As for the CP. She's probably used to it being a separate bag or box. When she didn't see it, she assumed. The important thing for her to do if she's being helpful when the nurse isn't there, is to help the family find the medication, not a specific container.
tewdles, RN
3,156 Posts
If I were in your shoes I would have lunch with the MSW and discuss how we would work together as a team. As the case nurse you are responsible for the implementation of the plan of care so it is natural for you to pursue this type of conversation.
In my practice the MSWs may share the factual information they have regarding hospice care. Many times they have important and correct information about medications common to our work. They must always defer to the physician or nurse on those topics but can certainly correctly answer some questions from patients or families. MSWs or Pastoral care staff should NEVER prepare or administer medications! You will want to address the prep of the morphine with the MSW in question...it is important to NOT be a partner to bad professional practice in this field.

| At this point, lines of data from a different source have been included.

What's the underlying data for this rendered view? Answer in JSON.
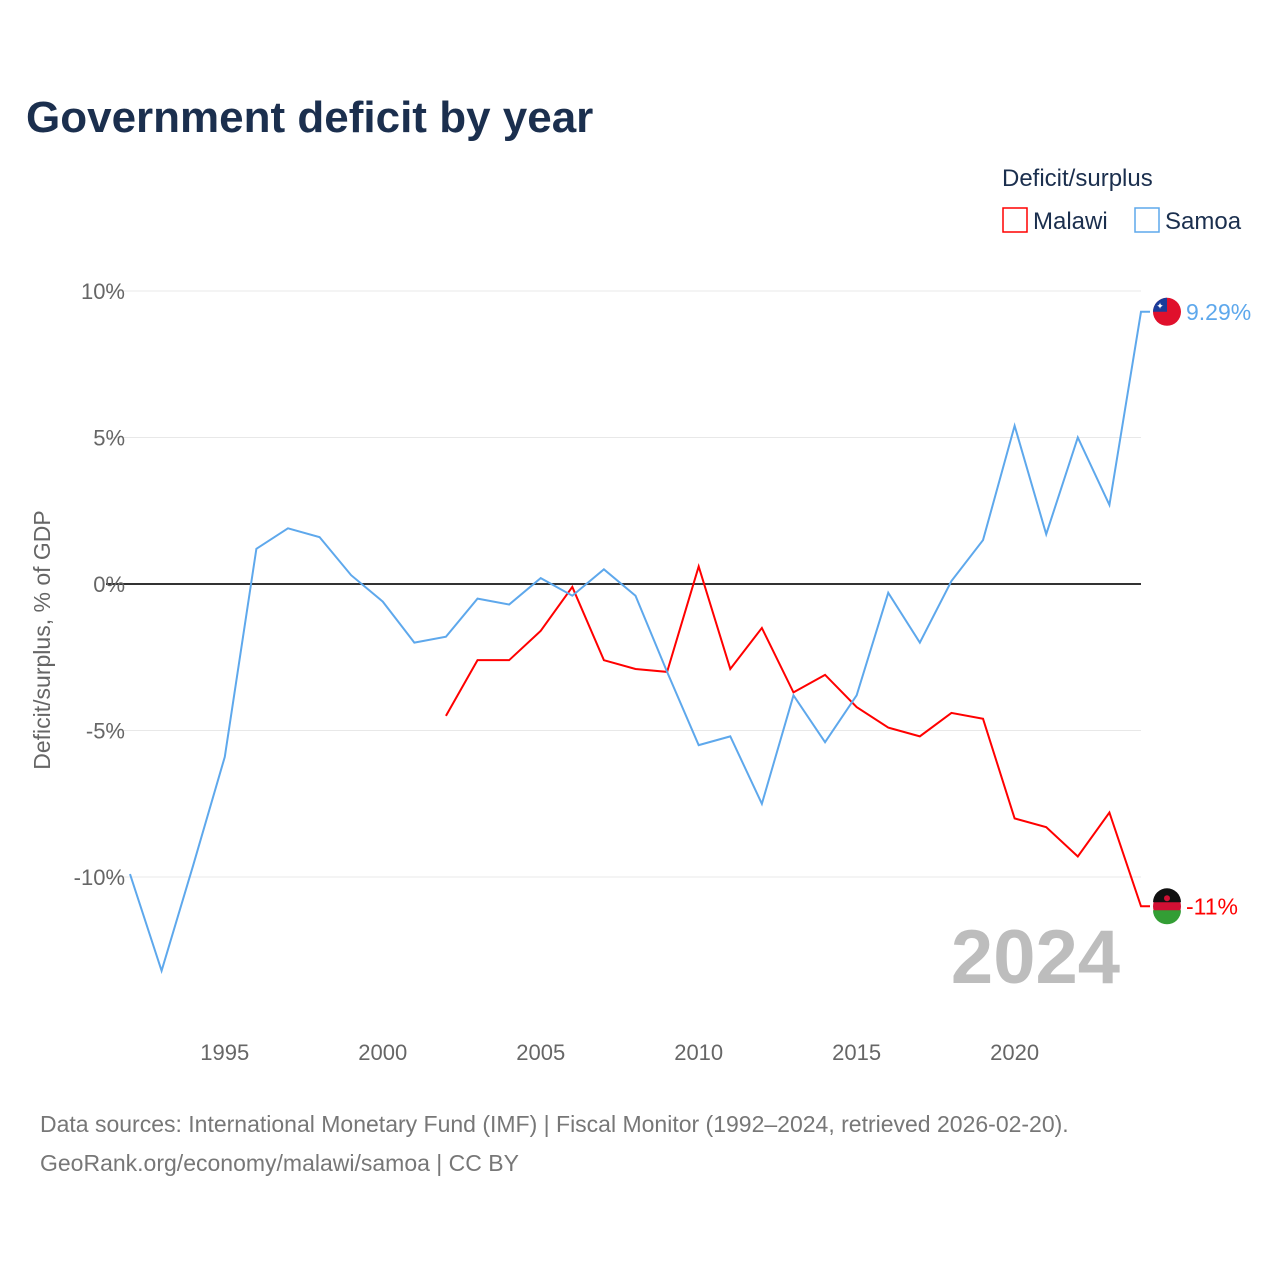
{
  "chart_data": {
    "type": "line",
    "title": "Government deficit by year",
    "xlabel": "",
    "ylabel": "Deficit/surplus, % of GDP",
    "ylim": [
      -13.5,
      10
    ],
    "xlim": [
      1992,
      2024
    ],
    "yticks": [
      10,
      5,
      0,
      -5,
      -10
    ],
    "ytick_labels": [
      "10%",
      "5%",
      "0%",
      "-5%",
      "-10%"
    ],
    "xticks": [
      1995,
      2000,
      2005,
      2010,
      2015,
      2020
    ],
    "xtick_labels": [
      "1995",
      "2000",
      "2005",
      "2010",
      "2015",
      "2020"
    ],
    "legend_title": "Deficit/surplus",
    "legend_position": "top-right",
    "year_label": "2024",
    "series": [
      {
        "name": "Malawi",
        "color": "#ff0000",
        "end_label": "-11%",
        "x": [
          2002,
          2003,
          2004,
          2005,
          2006,
          2007,
          2008,
          2009,
          2010,
          2011,
          2012,
          2013,
          2014,
          2015,
          2016,
          2017,
          2018,
          2019,
          2020,
          2021,
          2022,
          2023,
          2024
        ],
        "values": [
          -4.5,
          -2.6,
          -2.6,
          -1.6,
          -0.1,
          -2.6,
          -2.9,
          -3.0,
          0.6,
          -2.9,
          -1.5,
          -3.7,
          -3.1,
          -4.2,
          -4.9,
          -5.2,
          -4.4,
          -4.6,
          -8.0,
          -8.3,
          -9.3,
          -7.8,
          -11.0
        ]
      },
      {
        "name": "Samoa",
        "color": "#5ea8ec",
        "end_label": "9.29%",
        "x": [
          1992,
          1993,
          1994,
          1995,
          1996,
          1997,
          1998,
          1999,
          2000,
          2001,
          2002,
          2003,
          2004,
          2005,
          2006,
          2007,
          2008,
          2009,
          2010,
          2011,
          2012,
          2013,
          2014,
          2015,
          2016,
          2017,
          2018,
          2019,
          2020,
          2021,
          2022,
          2023,
          2024
        ],
        "values": [
          -9.9,
          -13.2,
          -9.6,
          -5.9,
          1.2,
          1.9,
          1.6,
          0.3,
          -0.6,
          -2.0,
          -1.8,
          -0.5,
          -0.7,
          0.2,
          -0.4,
          0.5,
          -0.4,
          -3.0,
          -5.5,
          -5.2,
          -7.5,
          -3.8,
          -5.4,
          -3.8,
          -0.3,
          -2.0,
          0.1,
          1.5,
          5.4,
          1.7,
          5.0,
          2.7,
          9.29
        ]
      }
    ]
  },
  "footer": {
    "line1": "Data sources: International Monetary Fund (IMF) | Fiscal Monitor (1992–2024, retrieved 2026-02-20).",
    "line2": "GeoRank.org/economy/malawi/samoa | CC BY"
  }
}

Dominant vs. assertive vs. straightforward vs. bossy...whatever...as long as you have effective communication skills and good practice habits you will do fine!
nhelkhound
79 Posts
Let's see, a SW administering and educating about drugs. Not a good idea. Definitely out of her "scope of practice". If this happened with my SW I would arrange a sit-down, inform her that she should not be administering any meds, and that although she may have some basic med knowledge, education re: meds is your job. If someone said I was "dominant" I would simply smile and say "thank you".
Old.Timer
338 Posts
Hello:
I usually just read this forum vs post since my hospice experience is very outdated. I have to say , the very first thing that jumped out a me reading this thread was diversion. It sure seems like she is creating a lot of different reasons and opportunities to be nosing around the meds. I'd almost be willing to bet money on it.
tablefor9, RN
299 Posts
Hey, Old.Timer...nice to see someone with the same dirty, suspicious mind I have. It's what happens when you've been around the block a time or two, right?

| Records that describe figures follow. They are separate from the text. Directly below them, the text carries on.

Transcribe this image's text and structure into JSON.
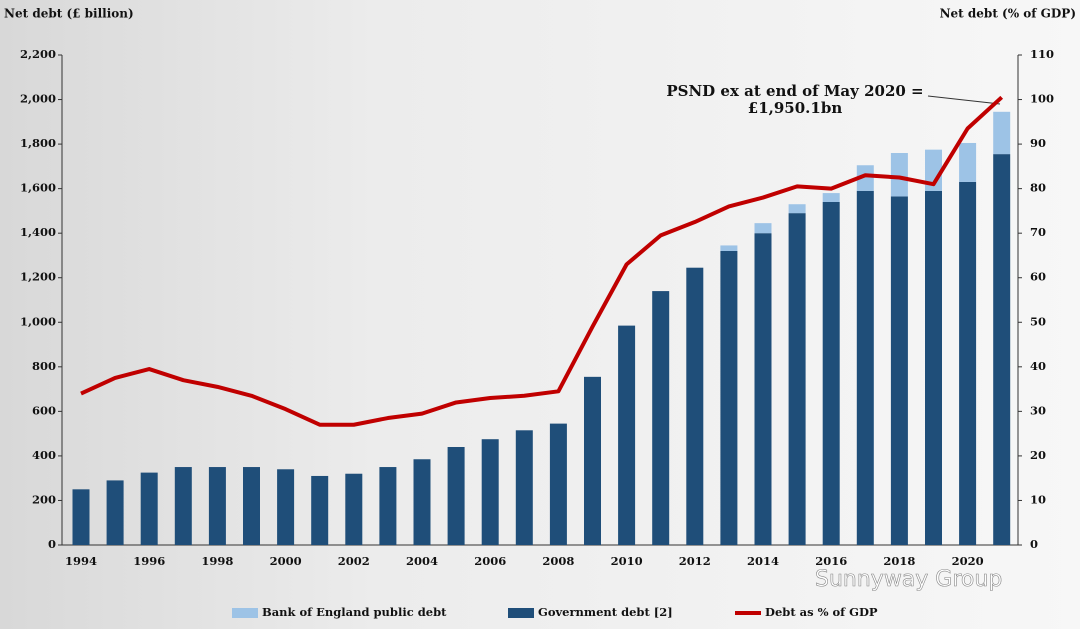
{
  "chart_data": {
    "type": "bar",
    "stacked": true,
    "y_label": "Net debt (£ billion)",
    "y2_label": "Net debt (% of GDP)",
    "annotation": [
      "PSND ex at end of May 2020 =",
      "£1,950.1bn"
    ],
    "watermark": "Sunnyway Group",
    "categories": [
      "1994",
      null,
      "1996",
      null,
      "1998",
      null,
      "2000",
      null,
      "2002",
      null,
      "2004",
      null,
      "2006",
      null,
      "2008",
      null,
      "2010",
      null,
      "2012",
      null,
      "2014",
      null,
      "2016",
      null,
      "2018",
      null,
      "2020",
      null
    ],
    "series": [
      {
        "name": "Government debt [2]",
        "color": "#1f4e79",
        "values": [
          250,
          290,
          325,
          350,
          350,
          350,
          340,
          310,
          320,
          350,
          385,
          440,
          475,
          515,
          545,
          755,
          985,
          1140,
          1245,
          1320,
          1400,
          1490,
          1540,
          1590,
          1565,
          1590,
          1630,
          1755
        ]
      },
      {
        "name": "Bank of England public debt",
        "color": "#9dc3e6",
        "values": [
          0,
          0,
          0,
          0,
          0,
          0,
          0,
          0,
          0,
          0,
          0,
          0,
          0,
          0,
          0,
          0,
          0,
          0,
          0,
          25,
          45,
          40,
          40,
          115,
          195,
          185,
          175,
          190
        ]
      },
      {
        "name": "Debt as % of GDP",
        "color": "#c00000",
        "axis": "y2",
        "values": [
          34,
          37.5,
          39.5,
          37,
          35.5,
          33.5,
          30.5,
          27,
          27,
          28.5,
          29.5,
          32,
          33,
          33.5,
          34.5,
          49,
          63,
          69.5,
          72.5,
          76,
          78,
          80.5,
          80,
          83,
          82.5,
          81,
          93.5,
          100.5
        ]
      }
    ],
    "legend_order": [
      1,
      0,
      2
    ],
    "ylim": [
      0,
      2200
    ],
    "yticks": [
      0,
      200,
      400,
      600,
      800,
      {
        "value": 1000,
        "label": "1,000"
      },
      {
        "value": 1200,
        "label": "1,200"
      },
      {
        "value": 1400,
        "label": "1,400"
      },
      {
        "value": 1600,
        "label": "1,600"
      },
      {
        "value": 1800,
        "label": "1,800"
      },
      {
        "value": 2000,
        "label": "2,000"
      },
      {
        "value": 2200,
        "label": "2,200"
      }
    ],
    "y2lim": [
      0,
      110
    ],
    "y2ticks": [
      0,
      10,
      20,
      30,
      40,
      50,
      60,
      70,
      80,
      90,
      100,
      110
    ]
  }
}
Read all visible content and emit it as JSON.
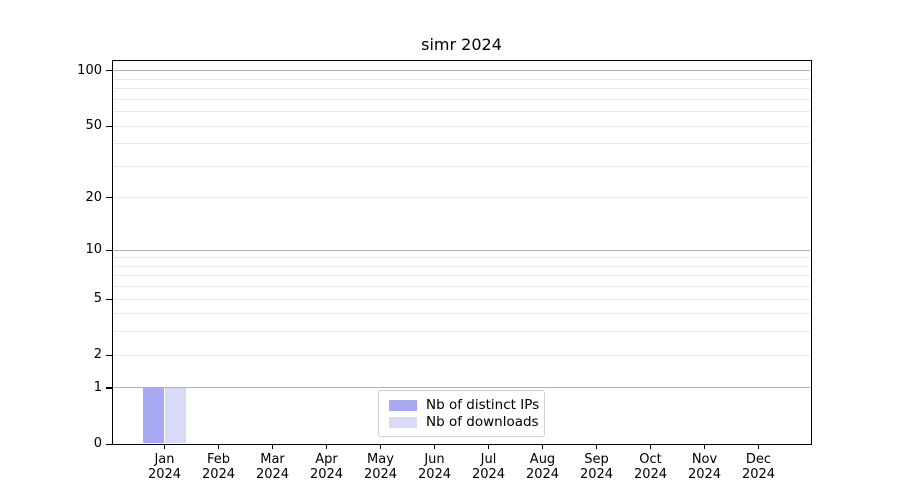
{
  "chart_data": {
    "type": "bar",
    "title": "simr 2024",
    "months": [
      "Jan",
      "Feb",
      "Mar",
      "Apr",
      "May",
      "Jun",
      "Jul",
      "Aug",
      "Sep",
      "Oct",
      "Nov",
      "Dec"
    ],
    "year": "2024",
    "series": [
      {
        "name": "Nb of distinct IPs",
        "color": "#a9a9f3",
        "values": [
          1,
          0,
          0,
          0,
          0,
          0,
          0,
          0,
          0,
          0,
          0,
          0
        ]
      },
      {
        "name": "Nb of downloads",
        "color": "#d9d9f8",
        "values": [
          1,
          0,
          0,
          0,
          0,
          0,
          0,
          0,
          0,
          0,
          0,
          0
        ]
      }
    ],
    "y_scale": "log1p",
    "y_ticks": [
      0,
      1,
      2,
      5,
      10,
      20,
      50,
      100
    ],
    "ylim": [
      0,
      115
    ],
    "grid": {
      "major": [
        1,
        10,
        100
      ],
      "minor": [
        2,
        3,
        4,
        5,
        6,
        7,
        8,
        9,
        20,
        30,
        40,
        50,
        60,
        70,
        80,
        90
      ]
    },
    "legend_position": "lower-center",
    "xlabel": "",
    "ylabel": "",
    "colors": {
      "axis": "#000000",
      "text": "#000000",
      "grid_major": "#b2b2b2",
      "grid_minor": "#e9e9e9",
      "legend_border": "#cfcfcf",
      "background": "#ffffff"
    }
  }
}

Also, to OP: If one is going to thrive in nursing, it behooves one to be somewhat assertive. Learn the Southern art of smiling beautifully while telling the SW to keep her hands to herself.
I have taken care of this. The SW understands I know my role.... and that I "appreciate" her
"input" on the issue. "I have taken care of it".
The family has been educated to call upon the RN (not the SW ) for all and ANY medical issues.. After all, that's my role.